15 The wheat therefore, and the barley and the oil, and the wine, which thou, my lord, hast promised, send to thy servants. 16 And we will cut down as many trees out of Libanus, as thou shalt want, and will convey them in floats by sea to Joppe: and it will be thy part to bring them thence to Jerusalem.

Ver. 16.  Floats.  So the Sept. well express the Heb. raphsodoth, which seems to be borrowed from the Greek Raywdia, which denotes a collection of verses (C.) and was applied to Homer's poems, before they were collected.  Ælian xiii. 14.  Joppe was a port much used, (C.) though dangerous.  Joseph.

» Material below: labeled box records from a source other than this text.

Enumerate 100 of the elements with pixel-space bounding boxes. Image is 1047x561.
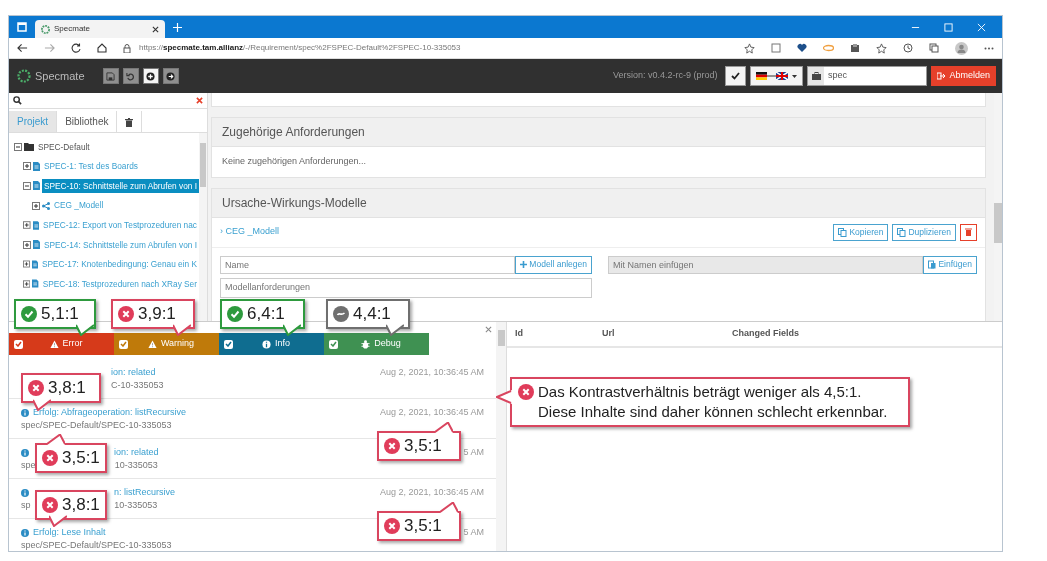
document-icon (32, 181, 40, 191)
history-icon[interactable] (903, 43, 913, 53)
tree-item[interactable]: SPEC-10: Schnittstelle zum Abrufen von I (41, 178, 199, 194)
section-heading: Zugehörige Anforderungen (212, 118, 985, 147)
create-model-button[interactable]: Modell anlegen (515, 255, 592, 274)
heart-icon[interactable] (797, 43, 807, 53)
expand-icon[interactable] (23, 162, 31, 171)
filter-tab[interactable]: Warning (114, 333, 219, 355)
paste-name-field[interactable]: Mit Namen einfügen (608, 255, 924, 274)
lock-icon (123, 43, 131, 53)
filter-tab[interactable]: Error (9, 333, 114, 355)
sidebar-tab[interactable]: Projekt (9, 111, 58, 132)
search-icon (13, 95, 22, 105)
expand-icon[interactable] (23, 240, 31, 249)
error-icon (384, 437, 400, 454)
language-dropdown[interactable] (750, 66, 804, 86)
address-field[interactable]: https://specmate.tam.allianz/-/Requirement/spec%2FSPEC-Default%2FSPEC-10-335053 (123, 40, 728, 56)
home-icon[interactable] (97, 43, 107, 53)
tree-item[interactable]: SPEC-18: Testprozeduren nach XRay Ser (40, 276, 199, 292)
callout-text: 3,5:1 (404, 515, 442, 537)
log-message[interactable]: ion: related (114, 446, 159, 459)
expand-icon[interactable] (23, 221, 31, 230)
check-circle-icon (21, 305, 37, 322)
expand-icon[interactable] (23, 279, 31, 288)
briefcase-icon (811, 72, 821, 80)
timestamp: Aug 2, 2021, 10:36:45 AM (379, 366, 484, 378)
log-message[interactable]: Erfolg: Lese Inhalt (33, 526, 106, 539)
filter-tab[interactable]: Debug (324, 333, 429, 355)
app-icon (41, 24, 50, 34)
bug-icon (361, 339, 371, 349)
collections-icon[interactable] (929, 43, 939, 53)
more-icon[interactable] (984, 46, 994, 50)
checkbox[interactable] (224, 339, 233, 349)
extension-icon[interactable] (850, 43, 860, 53)
info-icon (21, 528, 29, 537)
model-link[interactable]: › CEG _Modell (220, 226, 280, 237)
logo-icon (17, 69, 31, 83)
log-message[interactable]: Erfolg: Abfrageoperation: listRecursive (33, 406, 187, 419)
check-circle-icon (227, 305, 243, 322)
tree-item[interactable]: SPEC-14: Schnittstelle zum Abrufen von I (41, 237, 199, 252)
search-field[interactable]: spec (807, 66, 928, 86)
checkbox[interactable] (329, 339, 338, 349)
copy-button[interactable]: Kopieren (833, 223, 889, 241)
logout-icon (937, 72, 946, 80)
trash-icon (965, 228, 972, 236)
tab-title: Specmate (54, 23, 91, 35)
duplicate-button[interactable]: Duplizieren (892, 223, 956, 241)
requirements-field[interactable]: Modellanforderungen (220, 277, 592, 298)
error-icon (518, 384, 534, 400)
collapse-icon[interactable] (14, 142, 22, 151)
favorite-add-icon[interactable] (744, 42, 755, 54)
avatar[interactable] (955, 41, 968, 55)
filter-tab[interactable]: Info (219, 333, 324, 355)
checkbox[interactable] (14, 339, 23, 349)
reload-icon[interactable] (71, 43, 81, 53)
logout-button[interactable]: Abmelden (931, 66, 996, 86)
paste-button[interactable]: Einfügen (923, 255, 977, 274)
name-field[interactable]: Name (220, 255, 516, 274)
browser-tab[interactable]: Specmate (35, 20, 165, 38)
callout-text: 3,9:1 (138, 303, 176, 325)
duplicate-icon (897, 227, 907, 237)
back-icon[interactable] (17, 43, 28, 53)
callout-text: 3,5:1 (404, 435, 442, 457)
trash-icon (125, 117, 134, 127)
scrollbar[interactable] (496, 322, 506, 551)
timestamp: Aug 2, 2021, 10:36:45 AM (379, 406, 484, 418)
new-tab-icon[interactable] (173, 22, 182, 32)
delete-button[interactable] (960, 223, 977, 241)
add-button[interactable] (142, 68, 159, 84)
expand-icon[interactable] (23, 260, 30, 269)
tree-item[interactable]: SPEC-1: Test des Boards (42, 159, 140, 174)
document-icon (32, 220, 40, 230)
window-menu-icon[interactable] (17, 22, 27, 32)
log-message[interactable]: ion: related (111, 366, 156, 379)
tree-item[interactable]: SPEC-17: Knotenbedingung: Genau ein K (40, 257, 199, 272)
error-icon (42, 496, 58, 513)
caret-icon (792, 74, 798, 78)
plus-icon (520, 261, 528, 268)
info-icon (21, 488, 29, 497)
scrollbar[interactable] (199, 133, 207, 321)
tree-item[interactable]: SPEC-Default (36, 139, 92, 154)
collapse-icon[interactable] (23, 182, 31, 190)
maximize-icon[interactable] (944, 22, 953, 32)
tree-item[interactable]: CEG _Modell (52, 198, 106, 213)
close-icon[interactable] (152, 25, 159, 33)
timestamp: 5 AM (463, 446, 484, 458)
favorites-icon[interactable] (876, 42, 887, 54)
log-path: spec/SPEC-Default/SPEC-10-335053 (21, 419, 172, 432)
clear-icon[interactable] (196, 97, 203, 104)
checkbox[interactable] (119, 339, 128, 349)
expand-icon[interactable] (32, 201, 40, 210)
log-path: C-10-335053 (111, 379, 164, 392)
log-message[interactable]: n: listRecursive (114, 486, 176, 499)
document-icon (33, 161, 40, 171)
paste-icon (928, 260, 937, 269)
check-icon (731, 72, 741, 80)
tree-item[interactable]: SPEC-12: Export von Testprozeduren nac (41, 217, 199, 233)
confirm-button[interactable] (725, 66, 747, 86)
callout-text: 3,8:1 (48, 377, 86, 399)
error-icon (384, 517, 400, 534)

Bel. iii. 15.




17 And Solomon numbered all the proselytes in the land of Israel, after the numbering which David his father had made, and they were found a hundred and fifty-three thousand and six hundred.

Ver. 17.  Had made, at the commencement of Solomon's reign, when David put such immense treasures into his hands.  The second list was taken when the temple was begun.  The proselytes were the remnants of the nations of the natives of Chanaan.  The Jews foolishly pretend, (C.) that no strangers were allowed to embrace the law of Moses, under David and Solomon, for fear lest they might be influenced by self-interest rather than by the love of religion.  Seldon, Syn. iii. 2. 5.


18 And he set seventy thousand of them to carry burdens on their shoulders, and eighty thousand to hew stones in the mountains: and three thousand and six hundred to be overseers of the work of the people.

Ver. 18.  Six.  We read three, 3 K. v. 16.: people who where strangers, as the Israelites were not forced to work.  C. viii. 9.  C.